The world became more competitive, and North American and European companies responded by cutting costs and moving production with alacrity to China, Vietnam and other parts of Southeast Asia. Cutting costs also meant suppressing wages, a tactic employed with gusto by Germany after West and East Germany were reunited in 1990, or poking holes in social safety nets and environmental regulations – anything to reduce the expense of pushing product out the door to bolster shareholder returns.

Still, millions of manufacturing jobs were lost in North America and Europe – the great hollowing out – and inequality became more extreme. The Pew Research Center reports that, in the 50 years to 2018, U.S. households in the top fifth of earners (incomes greater than US$130,000 a year) hauled in more wealth than the other four-fifths combined. The wealth gap between America’s richest and poorest families more than doubled between 1989 and 2016. Income inequality in the United States is now the highest among G7 countries, the OECD says, though the trend is worldwide.

As incomes stagnated even as U.S. productivity rose, the grand bargain began to break down. U.S. workers became angry as they loaded up on debt to try to keep their lifestyles intact. Their anger intensified after the 2008 financial crisis and the deep recession that followed, when the jobless rate rose and banks, automakers and other big companies got bailed out and they didn’t. It intensified again when almost no senior bankers were imprisoned for dishonest behaviour after the 2008 crash, when Barack Obama was president and Mr. Biden was vice-president.

Enter Mr. Trump. He won in 2016 by vowing to end what he called “radical globalization and the disenfranchisement of working people.” China was his main target, with lesser but still intense assaults against the EU and NAFTA. He took Beijing to task for unfair trading practices, espionage and human-rights abuses. He hit China with a barrage of tariffs in 2018. He pulled the U.S. out of the Trans-Pacific Partnership and later yanked America out of the 2015 Paris climate agreement and announced its withdrawal from the World Health Organization, accusing it of being China’s stooge at the start of the pandemic.

The moves played well with his base, as his strong showing in the 2020 election proved.

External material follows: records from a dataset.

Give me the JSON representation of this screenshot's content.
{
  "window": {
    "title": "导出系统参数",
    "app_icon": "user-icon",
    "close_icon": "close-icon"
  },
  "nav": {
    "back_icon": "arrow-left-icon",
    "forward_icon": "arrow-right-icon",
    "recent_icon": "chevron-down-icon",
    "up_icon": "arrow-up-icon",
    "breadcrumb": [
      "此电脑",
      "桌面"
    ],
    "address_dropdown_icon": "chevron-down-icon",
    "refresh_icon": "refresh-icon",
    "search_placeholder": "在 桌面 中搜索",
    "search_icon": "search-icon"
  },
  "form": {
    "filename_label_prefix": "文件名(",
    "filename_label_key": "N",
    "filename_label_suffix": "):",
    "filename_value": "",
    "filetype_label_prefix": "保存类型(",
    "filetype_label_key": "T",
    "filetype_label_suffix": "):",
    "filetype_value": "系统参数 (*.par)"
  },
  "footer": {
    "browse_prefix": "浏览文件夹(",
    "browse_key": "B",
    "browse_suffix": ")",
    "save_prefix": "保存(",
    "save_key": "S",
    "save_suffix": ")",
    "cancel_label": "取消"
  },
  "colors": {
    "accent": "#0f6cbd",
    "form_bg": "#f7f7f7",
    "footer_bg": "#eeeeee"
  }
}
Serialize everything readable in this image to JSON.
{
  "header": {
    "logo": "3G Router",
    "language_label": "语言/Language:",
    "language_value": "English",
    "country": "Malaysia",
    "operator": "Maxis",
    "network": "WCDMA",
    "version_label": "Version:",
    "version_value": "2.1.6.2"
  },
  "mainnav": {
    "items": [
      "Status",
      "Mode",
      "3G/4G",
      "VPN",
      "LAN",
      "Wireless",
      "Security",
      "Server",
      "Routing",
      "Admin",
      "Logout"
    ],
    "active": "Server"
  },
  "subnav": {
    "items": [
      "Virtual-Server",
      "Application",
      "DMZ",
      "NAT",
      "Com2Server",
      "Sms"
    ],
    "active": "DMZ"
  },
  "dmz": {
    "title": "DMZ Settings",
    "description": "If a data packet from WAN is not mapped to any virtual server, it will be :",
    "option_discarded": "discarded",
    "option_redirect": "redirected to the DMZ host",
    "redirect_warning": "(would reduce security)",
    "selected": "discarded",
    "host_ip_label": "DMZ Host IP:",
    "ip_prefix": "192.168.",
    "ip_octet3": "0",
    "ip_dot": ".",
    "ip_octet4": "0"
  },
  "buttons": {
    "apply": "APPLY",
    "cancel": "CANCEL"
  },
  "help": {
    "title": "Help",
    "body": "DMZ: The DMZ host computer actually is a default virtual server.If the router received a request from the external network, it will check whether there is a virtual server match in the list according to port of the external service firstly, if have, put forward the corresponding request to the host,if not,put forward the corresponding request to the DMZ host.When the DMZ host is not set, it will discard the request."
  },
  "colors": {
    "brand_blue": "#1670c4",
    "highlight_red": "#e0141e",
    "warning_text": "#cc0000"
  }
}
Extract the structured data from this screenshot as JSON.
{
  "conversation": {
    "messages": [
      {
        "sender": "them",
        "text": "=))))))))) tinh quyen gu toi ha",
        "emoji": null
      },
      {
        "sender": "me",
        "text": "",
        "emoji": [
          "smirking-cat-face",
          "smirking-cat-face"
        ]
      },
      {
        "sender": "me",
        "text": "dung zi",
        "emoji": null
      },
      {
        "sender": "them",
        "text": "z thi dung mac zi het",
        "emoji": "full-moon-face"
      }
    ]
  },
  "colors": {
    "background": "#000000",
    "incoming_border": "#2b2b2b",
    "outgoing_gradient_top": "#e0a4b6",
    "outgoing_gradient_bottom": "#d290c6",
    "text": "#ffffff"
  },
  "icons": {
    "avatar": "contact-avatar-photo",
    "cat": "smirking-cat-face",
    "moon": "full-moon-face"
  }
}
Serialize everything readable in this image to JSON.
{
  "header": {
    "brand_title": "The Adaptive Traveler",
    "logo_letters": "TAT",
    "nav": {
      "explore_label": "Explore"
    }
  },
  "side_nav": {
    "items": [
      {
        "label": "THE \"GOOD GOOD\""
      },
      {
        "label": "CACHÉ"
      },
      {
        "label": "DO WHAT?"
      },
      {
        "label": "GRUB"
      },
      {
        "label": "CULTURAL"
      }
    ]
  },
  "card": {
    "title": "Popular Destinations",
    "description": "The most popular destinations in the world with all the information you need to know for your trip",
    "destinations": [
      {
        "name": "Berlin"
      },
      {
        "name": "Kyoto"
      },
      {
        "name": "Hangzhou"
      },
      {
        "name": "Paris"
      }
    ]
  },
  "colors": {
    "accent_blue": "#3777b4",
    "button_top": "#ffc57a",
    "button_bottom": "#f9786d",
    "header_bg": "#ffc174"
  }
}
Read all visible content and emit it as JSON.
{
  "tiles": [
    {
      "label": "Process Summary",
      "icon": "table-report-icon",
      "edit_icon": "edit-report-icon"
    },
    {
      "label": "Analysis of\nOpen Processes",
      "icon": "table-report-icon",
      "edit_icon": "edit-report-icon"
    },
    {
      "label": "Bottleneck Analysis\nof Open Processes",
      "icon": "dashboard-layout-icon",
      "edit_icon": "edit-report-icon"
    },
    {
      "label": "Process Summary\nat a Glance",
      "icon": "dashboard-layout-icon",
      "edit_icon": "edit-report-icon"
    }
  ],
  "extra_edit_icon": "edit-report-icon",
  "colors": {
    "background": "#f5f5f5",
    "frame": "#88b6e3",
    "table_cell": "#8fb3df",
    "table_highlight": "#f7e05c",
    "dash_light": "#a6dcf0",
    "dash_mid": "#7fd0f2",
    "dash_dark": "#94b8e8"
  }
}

By Friday, he had won almost 70 million votes, the second-highest total in U.S. election history (Mr. Biden was first, with 73.6 million at last count). He killed the Democrats' dreams of a landslide victory, even if the average American family was no better off in 2020 than four years earlier.

Mr. Biden’s trade agenda may not differ much in substance from his opponent’s, though Wall Street, which is much cozier with the Democratic power base than the Republican one, will no doubt lean on him to revive globalization if he takes the White House. The pressure tactics will probably fail. Mr. Biden is smart enough to realize that failure to play tough with China and other countries eager to expand the U.S. trade deficit is a net vote loser.

“I don’t think Biden would reset America’s global trade and investment strategy as much as most countries hope,” said economist Megan Greene, senior fellow at the Harvard Kennedy School. “Whoever wins this election is going to give us an industrial strategy that supports U.S. companies and encourages them to create American jobs. There really won’t be much water between Trump’s ‘Make America Great Again’ and Biden’s ‘Buy American’ strategy.”

Marshall Auerback, a market analyst and Levy Institute researcher, had a similar take. He thinks the “Chimerica” nexus will continue to unwind no matter who wins the presidency and that Mr. Biden would pursue an America First industrial policy.

“Biden is a Scranton [Pennsylvania] guy and I think he does worry about outsourcing manufacturing,” Mr. Auerback said. “So I could see a situation in which trade policy is ultimately subordinated to national security concerns. In order to secure Republican support for national industrial policy, Biden could push the homegrown strategic industries necessary to maintain U.S. military supremacy.”

Mr. Biden would be more polite and respectful of the Constitution than Mr. Trump was. He would not engage in race-baiting or boorish behaviour. But he would realize that Mr. Trump’s deglobalization policies had a strong following. They might be tweaked under a Biden presidency, not scrapped.